When we got there, our normal vet wasn't the one who attended Morton, one of the other vets did. I had never met her before, but she was gentle with him and with us, telling us everything that she was seeing and hearing. She suggested that I take him back to the shelter. I asked if the fact that he was malnourished was indeed the reason for the rapid heartbeat and she said no. In her opinion, there was way too many things that were wrong and that Morton was "terminal", in fact there was reason to wonder how he made it on the car ride or this far at all. I was beside myself, she was beside herself and it was a difficult call. Chris called at this time and we discussed the matter. He was hesitant to bring him home because of all that was going on because he didn't want him passing during the night and having to deal with my hysterics the following day. I understood the concern and told him I would talk to our vet about this. In the meantime, the other vet tried to contact the shelter and our vet had looked at Morton himself. When the attending vet returned, she also returned with a form to release him for euthanasia. When I asked about it, she said that he also had distemper, that the drooping was caused most likely by a stroke and that the rapid heartbeat was critical heart disease. She left me for a few minutes with Morton, who was sleeping on the floor. As I prayed and contemplated his fate, his breathing, I noticed, had become erratic and a couple of times had stopped for quite a few seconds before starting back up again. When she returned, I told her what had happened and that I had decided that with the pain and all that was going on that it was the only right thing to do. I was heartbroken. All I wanted to do was to crawl into a hole. When the assistant came to get him, I asked that he get a meal and a chance to have a little freedom before they put him down. She said that she would make sure of it.

Before I left, I got to speak to our vet about the situation. My concern was that the shelter would believe that I took him to just put him down...and I was wondering as well if I did the right thing. He assured me that I did do the right thing. His distemper was so bad that it was questionable that if I had brought him home, even though Bailey is fully protected, if he would indeed pass it on to her, not to mention the cats.
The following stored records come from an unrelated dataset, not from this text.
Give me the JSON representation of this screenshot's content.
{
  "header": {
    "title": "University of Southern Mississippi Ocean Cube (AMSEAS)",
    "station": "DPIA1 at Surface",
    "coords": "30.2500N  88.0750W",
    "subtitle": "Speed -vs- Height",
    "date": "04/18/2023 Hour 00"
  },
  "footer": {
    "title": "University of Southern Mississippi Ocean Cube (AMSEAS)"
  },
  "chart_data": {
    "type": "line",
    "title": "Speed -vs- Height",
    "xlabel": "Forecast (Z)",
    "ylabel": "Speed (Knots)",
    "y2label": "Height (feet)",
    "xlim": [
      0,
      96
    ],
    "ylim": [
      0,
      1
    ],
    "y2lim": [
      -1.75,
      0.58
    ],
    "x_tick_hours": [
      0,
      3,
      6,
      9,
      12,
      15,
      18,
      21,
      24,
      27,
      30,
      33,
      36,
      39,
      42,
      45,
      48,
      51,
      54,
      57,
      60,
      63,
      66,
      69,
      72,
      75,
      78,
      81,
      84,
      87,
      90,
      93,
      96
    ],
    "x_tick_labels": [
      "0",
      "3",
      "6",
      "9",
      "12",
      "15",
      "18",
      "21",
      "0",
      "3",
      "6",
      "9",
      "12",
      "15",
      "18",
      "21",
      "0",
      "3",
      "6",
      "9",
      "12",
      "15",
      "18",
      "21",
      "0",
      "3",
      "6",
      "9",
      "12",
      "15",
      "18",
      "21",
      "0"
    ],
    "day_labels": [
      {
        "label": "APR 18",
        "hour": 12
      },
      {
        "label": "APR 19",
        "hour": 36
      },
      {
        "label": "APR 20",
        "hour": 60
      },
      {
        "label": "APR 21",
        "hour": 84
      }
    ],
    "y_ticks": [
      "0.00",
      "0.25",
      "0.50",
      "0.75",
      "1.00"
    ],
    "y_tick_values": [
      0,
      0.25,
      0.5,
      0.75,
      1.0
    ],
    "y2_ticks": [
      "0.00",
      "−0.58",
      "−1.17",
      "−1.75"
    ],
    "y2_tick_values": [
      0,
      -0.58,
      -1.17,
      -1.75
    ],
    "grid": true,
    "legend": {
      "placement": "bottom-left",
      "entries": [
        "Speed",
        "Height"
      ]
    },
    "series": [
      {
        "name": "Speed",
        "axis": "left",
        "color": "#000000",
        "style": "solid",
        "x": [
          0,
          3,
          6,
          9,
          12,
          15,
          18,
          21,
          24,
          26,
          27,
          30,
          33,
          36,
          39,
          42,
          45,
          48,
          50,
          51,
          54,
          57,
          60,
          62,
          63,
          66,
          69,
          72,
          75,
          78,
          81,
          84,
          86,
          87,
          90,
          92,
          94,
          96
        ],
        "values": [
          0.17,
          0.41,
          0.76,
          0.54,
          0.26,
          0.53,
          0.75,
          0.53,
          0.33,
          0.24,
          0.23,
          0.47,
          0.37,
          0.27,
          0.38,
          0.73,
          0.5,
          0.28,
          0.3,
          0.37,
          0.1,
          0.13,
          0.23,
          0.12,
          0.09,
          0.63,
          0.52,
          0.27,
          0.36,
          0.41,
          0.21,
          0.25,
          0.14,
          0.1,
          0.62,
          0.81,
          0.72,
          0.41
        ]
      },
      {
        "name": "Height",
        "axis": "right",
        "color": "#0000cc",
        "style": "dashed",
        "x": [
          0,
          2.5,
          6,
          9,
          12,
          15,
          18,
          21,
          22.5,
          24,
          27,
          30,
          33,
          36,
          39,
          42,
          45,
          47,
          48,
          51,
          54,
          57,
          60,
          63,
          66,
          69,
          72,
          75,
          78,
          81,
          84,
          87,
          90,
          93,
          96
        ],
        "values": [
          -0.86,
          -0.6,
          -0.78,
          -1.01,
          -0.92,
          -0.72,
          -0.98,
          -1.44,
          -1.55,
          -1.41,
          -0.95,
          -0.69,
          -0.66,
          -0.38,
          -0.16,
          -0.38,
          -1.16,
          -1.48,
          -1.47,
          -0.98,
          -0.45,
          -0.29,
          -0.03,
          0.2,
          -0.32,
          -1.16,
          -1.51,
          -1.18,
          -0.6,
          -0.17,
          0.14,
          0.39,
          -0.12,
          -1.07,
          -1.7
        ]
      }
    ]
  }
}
The fact that he had had a stroke brought into question whether or not he would have another one in the very near future, and as for his heart, it was quite the possibility that it would give out at any time. He told me that if this were his dog and he were to be in my position, that he would have the same misgivings, wondering if he could help him to rally, but being a veterinarian and seeing the whole picture that Morton rallying back was an impossibility. I had indeed done the right thing. 

I really do wonder sometimes if I should care at all about the animals out there that have no one to love them. God gave me a compassionate heart towards animals, and I love that, but sometimes, I wonder if the heartbreak is worth it. My heart still aches over Morton, who I only knew for a few hours. I wonder if I could have helped him rally back to health, but then I look at the odds that were stacked against him and realize that I can't save them all.